- Pidhorodna
- Coordinates: 48°6′35″N 30°53′9″E﻿ / ﻿48.10972°N 30.88583°E
- Country: Ukraine
- Oblast: Mykolaiv Oblast
- Raion: Pervomaisk Raion

Population (2022)
- • Total: 2,150
- Time zone: UTC+2 (EET)
- • Summer (DST): UTC+3 (EEST)

= Pidhorodna =

Rural locality in Mykolaiv Oblast, Ukraine

Pidhorodna (Підгородна, Подгородная) is a rural settlement in Pervomaisk Raion, Mykolaiv Oblast, Ukraine. It belongs to Pervomaisk urban hromada, one of the hromadas of Ukraine. Population:

The settlement is located on the left bank of the Siniukha River, a left tributary of the Southern Bug, about 3 km from the river.

==History==
Pidhorodna railway station was built in 1899. It belonged to Yelisavetgradsky Uyezd of Kherson Governorate. On 16 April 1920, Kherson Governorate was renamed Nikolayev Governorate, and on 21 October 1922, it was merged into Odessa Governorate. In 1923, uyezds in Ukrainian Soviet Socialist Republic were abolished, and the governorates were divided into okruhas. Bohopil Raion of Pervomaisk Okruha was established, and Pidhorodna railway station was included into Bohopil Raion. In 1925, the governorates were abolished, and okruhas were directly subordinated to Ukrainian SSR. In 1927, Bohopil Raion was renamed Pervomaisk Raion. In 1930, okruhas were abolished, and raions were directly subordinated to Ukrainian SSR. On 27 February 1932, Odessa Oblast was established, and Pervomaisk Raion was included into Odessa Oblast. On 17 February 1954, Pervomaisk Raion was transferred to Mykolaiv Oblast.

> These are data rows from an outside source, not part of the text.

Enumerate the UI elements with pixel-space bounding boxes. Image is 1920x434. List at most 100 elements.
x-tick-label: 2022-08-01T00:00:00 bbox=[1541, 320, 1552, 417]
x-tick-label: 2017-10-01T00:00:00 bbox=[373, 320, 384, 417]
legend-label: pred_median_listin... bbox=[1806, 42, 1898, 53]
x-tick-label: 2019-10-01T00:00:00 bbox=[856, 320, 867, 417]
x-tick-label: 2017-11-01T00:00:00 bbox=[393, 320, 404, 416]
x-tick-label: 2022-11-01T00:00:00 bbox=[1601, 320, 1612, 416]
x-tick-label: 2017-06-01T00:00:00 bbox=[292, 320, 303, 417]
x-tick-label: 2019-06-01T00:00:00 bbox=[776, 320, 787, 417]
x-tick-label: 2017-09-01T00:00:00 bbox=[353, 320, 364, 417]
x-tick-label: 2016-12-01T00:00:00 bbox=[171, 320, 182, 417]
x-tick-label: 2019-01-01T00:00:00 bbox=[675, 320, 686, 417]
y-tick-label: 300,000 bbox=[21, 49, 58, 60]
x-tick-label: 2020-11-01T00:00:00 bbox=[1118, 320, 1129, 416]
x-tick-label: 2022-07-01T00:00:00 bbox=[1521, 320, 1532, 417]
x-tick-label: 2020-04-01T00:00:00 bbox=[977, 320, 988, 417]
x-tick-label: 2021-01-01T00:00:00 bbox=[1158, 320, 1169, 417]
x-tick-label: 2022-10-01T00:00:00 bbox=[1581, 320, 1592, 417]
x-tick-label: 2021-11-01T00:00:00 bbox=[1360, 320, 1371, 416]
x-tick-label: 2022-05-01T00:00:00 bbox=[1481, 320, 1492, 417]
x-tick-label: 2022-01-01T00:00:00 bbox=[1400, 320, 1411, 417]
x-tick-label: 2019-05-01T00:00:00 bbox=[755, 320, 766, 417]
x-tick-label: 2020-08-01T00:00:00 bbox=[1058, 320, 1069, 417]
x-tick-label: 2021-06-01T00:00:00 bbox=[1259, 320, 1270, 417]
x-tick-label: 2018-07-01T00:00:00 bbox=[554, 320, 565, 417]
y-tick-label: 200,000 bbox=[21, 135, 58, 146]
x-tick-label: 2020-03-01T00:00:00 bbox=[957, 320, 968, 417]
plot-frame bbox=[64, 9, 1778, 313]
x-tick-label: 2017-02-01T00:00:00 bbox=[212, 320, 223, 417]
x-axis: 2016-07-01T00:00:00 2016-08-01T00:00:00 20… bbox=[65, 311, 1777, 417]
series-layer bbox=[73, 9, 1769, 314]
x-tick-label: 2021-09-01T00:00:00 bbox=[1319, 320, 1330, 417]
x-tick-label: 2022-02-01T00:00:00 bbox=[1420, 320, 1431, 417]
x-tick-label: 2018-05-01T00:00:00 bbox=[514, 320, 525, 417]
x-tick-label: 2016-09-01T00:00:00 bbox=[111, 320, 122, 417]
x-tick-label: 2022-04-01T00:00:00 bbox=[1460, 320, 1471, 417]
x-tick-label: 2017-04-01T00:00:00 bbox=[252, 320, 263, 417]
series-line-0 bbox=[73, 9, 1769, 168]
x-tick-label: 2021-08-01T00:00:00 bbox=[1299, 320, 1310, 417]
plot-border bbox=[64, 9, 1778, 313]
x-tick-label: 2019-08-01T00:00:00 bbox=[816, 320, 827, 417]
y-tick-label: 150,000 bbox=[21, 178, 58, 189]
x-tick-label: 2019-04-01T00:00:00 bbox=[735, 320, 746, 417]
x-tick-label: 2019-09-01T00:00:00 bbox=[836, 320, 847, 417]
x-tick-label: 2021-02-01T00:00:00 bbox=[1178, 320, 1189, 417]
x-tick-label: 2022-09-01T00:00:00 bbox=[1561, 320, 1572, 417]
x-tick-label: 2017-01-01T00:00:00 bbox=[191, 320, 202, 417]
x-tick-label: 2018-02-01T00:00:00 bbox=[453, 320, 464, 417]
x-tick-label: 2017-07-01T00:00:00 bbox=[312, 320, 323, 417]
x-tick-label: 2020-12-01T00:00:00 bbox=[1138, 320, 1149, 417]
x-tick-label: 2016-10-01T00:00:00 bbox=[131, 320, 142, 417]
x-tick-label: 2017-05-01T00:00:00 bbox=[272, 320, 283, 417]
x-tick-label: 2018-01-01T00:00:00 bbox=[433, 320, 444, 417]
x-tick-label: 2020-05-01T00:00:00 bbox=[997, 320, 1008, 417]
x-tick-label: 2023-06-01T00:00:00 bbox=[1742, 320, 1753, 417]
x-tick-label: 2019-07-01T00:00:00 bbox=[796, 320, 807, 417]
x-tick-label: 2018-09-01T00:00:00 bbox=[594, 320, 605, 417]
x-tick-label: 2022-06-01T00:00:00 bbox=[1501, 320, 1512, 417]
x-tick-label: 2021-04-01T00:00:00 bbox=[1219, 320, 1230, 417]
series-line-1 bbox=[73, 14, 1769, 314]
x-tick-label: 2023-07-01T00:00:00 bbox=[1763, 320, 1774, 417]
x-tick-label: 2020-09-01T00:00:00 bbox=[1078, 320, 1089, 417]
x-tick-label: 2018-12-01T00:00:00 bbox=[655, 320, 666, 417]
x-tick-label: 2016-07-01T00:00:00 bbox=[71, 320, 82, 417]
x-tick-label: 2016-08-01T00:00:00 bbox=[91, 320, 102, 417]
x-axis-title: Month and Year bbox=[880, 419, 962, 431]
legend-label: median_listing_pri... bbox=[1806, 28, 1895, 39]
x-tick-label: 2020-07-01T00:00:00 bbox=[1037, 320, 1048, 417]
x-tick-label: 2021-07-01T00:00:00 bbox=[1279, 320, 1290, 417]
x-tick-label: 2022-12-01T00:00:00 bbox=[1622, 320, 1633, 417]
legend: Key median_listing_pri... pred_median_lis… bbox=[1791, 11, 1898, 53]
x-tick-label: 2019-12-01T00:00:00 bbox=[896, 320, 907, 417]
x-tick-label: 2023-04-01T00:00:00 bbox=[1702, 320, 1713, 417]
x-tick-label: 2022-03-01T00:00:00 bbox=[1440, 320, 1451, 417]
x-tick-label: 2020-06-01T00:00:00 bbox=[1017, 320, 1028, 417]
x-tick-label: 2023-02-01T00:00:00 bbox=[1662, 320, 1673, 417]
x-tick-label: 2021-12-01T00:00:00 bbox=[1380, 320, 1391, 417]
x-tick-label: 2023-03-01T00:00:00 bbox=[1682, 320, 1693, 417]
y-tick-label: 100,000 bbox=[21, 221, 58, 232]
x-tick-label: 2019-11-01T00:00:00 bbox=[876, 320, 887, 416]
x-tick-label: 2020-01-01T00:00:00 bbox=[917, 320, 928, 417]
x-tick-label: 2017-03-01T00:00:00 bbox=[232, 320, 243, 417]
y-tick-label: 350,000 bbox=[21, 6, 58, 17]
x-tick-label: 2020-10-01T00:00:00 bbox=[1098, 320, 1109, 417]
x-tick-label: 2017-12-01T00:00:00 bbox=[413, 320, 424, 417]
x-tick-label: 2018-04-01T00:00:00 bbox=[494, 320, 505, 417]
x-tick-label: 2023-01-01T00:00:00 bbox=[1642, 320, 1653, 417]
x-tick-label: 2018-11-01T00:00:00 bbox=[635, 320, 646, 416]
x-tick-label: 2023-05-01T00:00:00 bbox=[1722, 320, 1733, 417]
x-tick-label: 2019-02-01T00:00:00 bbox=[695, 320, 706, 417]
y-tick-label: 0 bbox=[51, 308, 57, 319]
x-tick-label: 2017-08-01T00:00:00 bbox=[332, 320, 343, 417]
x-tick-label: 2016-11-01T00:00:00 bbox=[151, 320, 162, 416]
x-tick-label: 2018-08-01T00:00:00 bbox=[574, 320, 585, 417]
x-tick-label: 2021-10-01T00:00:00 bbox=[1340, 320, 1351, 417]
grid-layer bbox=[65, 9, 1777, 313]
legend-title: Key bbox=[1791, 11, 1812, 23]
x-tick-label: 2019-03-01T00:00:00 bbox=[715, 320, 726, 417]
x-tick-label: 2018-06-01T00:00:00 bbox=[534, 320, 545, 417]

In 1960, Pidhorodna was granted urban-type settlement status. On 26 January 2024, a new law entered into force which abolished the status of urban-type settlement status, and Pidhorodna became a rural settlement.

==Economy==

===Transportation===
Pidhorodna has a railway station which is connected by three lines with Haivoron, Pomichna, and Podilsk (via Pervomaisk).

Pidhorodna railway station was built in 1909 as a part of narrow-gauge railway line connecting Zhytomyr and Olviopil (currently part of Pervomaisk). The stretch to Olviopil was completed in 1907. In the 1980s, a stretch of the standard gauge railway between Holovanivsk and Pidhorodna was built. It was parallel to the existing narrow-gauge stretch. The latter one was closed in 2001 for passenger traffic and subsequently demolished.